If you’re reading this: please get your colonoscopy as early as your insurance allows — at 45, or earlier (40) if you have a family history. Colonoscopies can not only provide a definitive diagnosis but can also remove precancerous polyps before they turn malignant.

But this experience has also shown me where we’re failing as an industry and healthcare system, and it’s not for lack of trying. The biotech professionals I work with put in long and stressful hours developing technologies they genuinely believe will save lives. The doctors I’ve met—including my mom’s oncologist—are carrying the weight of delivering devastating news to families like mine, often with inadequate tools to offer real hope. These people are getting burned out and demoralized trying to bridge the gap between what we can test for and what we can actually treat. They deserve better support, and patients deserve the breakthroughs their dedication should be producing.
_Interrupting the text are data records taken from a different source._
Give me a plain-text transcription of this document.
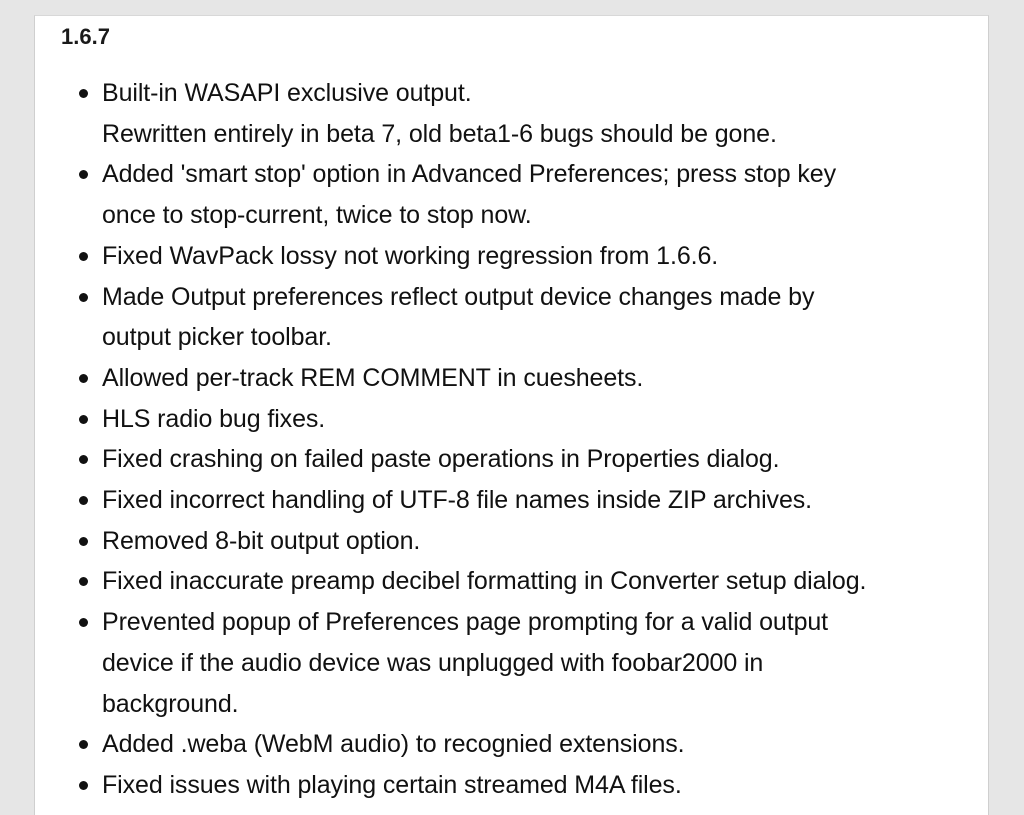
1.6.7
Built-in WASAPI exclusive output.
Rewritten entirely in beta 7, old beta1-6 bugs should be gone.
Added 'smart stop' option in Advanced Preferences; press stop key
once to stop-current, twice to stop now.
Fixed WavPack lossy not working regression from 1.6.6.
Made Output preferences reflect output device changes made by
output picker toolbar.
Allowed per-track REM COMMENT in cuesheets.
HLS radio bug fixes.
Fixed crashing on failed paste operations in Properties dialog.
Fixed incorrect handling of UTF-8 file names inside ZIP archives.
Removed 8-bit output option.
Fixed inaccurate preamp decibel formatting in Converter setup dialog.
Prevented popup of Preferences page prompting for a valid output
device if the audio device was unplugged with foobar2000 in
background.
Added .weba (WebM audio) to recognied extensions.
Fixed issues with playing certain streamed M4A files.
What I find extremely frustrating is the communication breakdown. When I had to interrupt my mom’s appointment to ask about targeted therapies, that wasn’t a failure of medical knowledge—it was a system that doesn’t give doctors time to walk patients through their options and their reasoning adequately. We have to directly ask for complex genomic reports with no bottom line/summary that a common person can understand. My mom shouldn’t have needed a son in the industry to decode what her results meant. I really wonder what most other people do!

I’m also concerned that investors and policymakers expect quick returns from cancer research, when real breakthroughs take years or decades. The technology I helped build took many years to develop and deploy. The drugs that might have helped my mom are still in clinical trials because developing effective cancer treatments takes decades, not months. We can’t keep pulling funding when the timeline doesn’t match quarterly earnings reports.

My mom has been fighting this disease for over a decade with more courage than I could ever manage. The doctors treating her are doing everything they can with the tools available. The scientists and engineers developing new tools are working themselves to exhaustion. But we’re letting all of them down by not committing to the long, expensive, often frustrating work of turning promising lab results into treatments that actually save lives.

Still, I remain hopeful because I’ve seen firsthand what dedicated people can accomplish when they have the resources and time to do it right. We just need to give them both.


*If you’re interested in the science behind KRAS mutations and the emerging therapies targeting them — including why some are treatable and others remain challenging — I’ve written a follow-up here:
👉 Understanding the Biology Behind KRAS Mutations and New Drug Strategies

Supplemental: KRAS Mutations and Targeted Therapy Stats

Global Colorectal Cancer Statistics

  • Estimated new colorectal cancer cases worldwide (2022): ~1.9 million (Source: GLOBOCAN, WHO)
  • Proportion of cases diagnosed at Stage 4: ~20–25%
  • Approximate new Stage 4 cases/year: ~380,000

Percent Eligible for Targeted Therapy

  • 6–8% response rate among Stage 4: ~22,800 to 30,400 people/year

Key Subtypes and Therapies

  • MSI-H Tumors (~5%): 30–60% respond to immunotherapy → ~2–3/100. This number could go up with some of the latest research!: GSK: Jemperli gets FDA Breakthrough Therapy Designation

  • BRAF V600E (~10%): 25–40% response to targeted combos → ~2–4/100
  • KRAS G12C (~4%): ~10–20% monotherapy, up to 60% in combos → ~1/100
  • HER2 Amplification (~2%): ~30% response rate → <1/100

Summary Impact

  • ~20–25% of mCRC patients have actionable mutations
  • Adjusted by response rates, ~6–8% benefit from current therapies

Caveats

  • Response ≠ cure; ORR doesn’t include stable disease benefit
  • Combinations and emerging drugs are improving outcomes
  • Anti-VEGF and other non-targeted drugs not included in this count
  • Tumor evolution may cause resistance

Precision medicine is helping thousands. The impact is small by percentage, but huge for the individuals and families who benefit.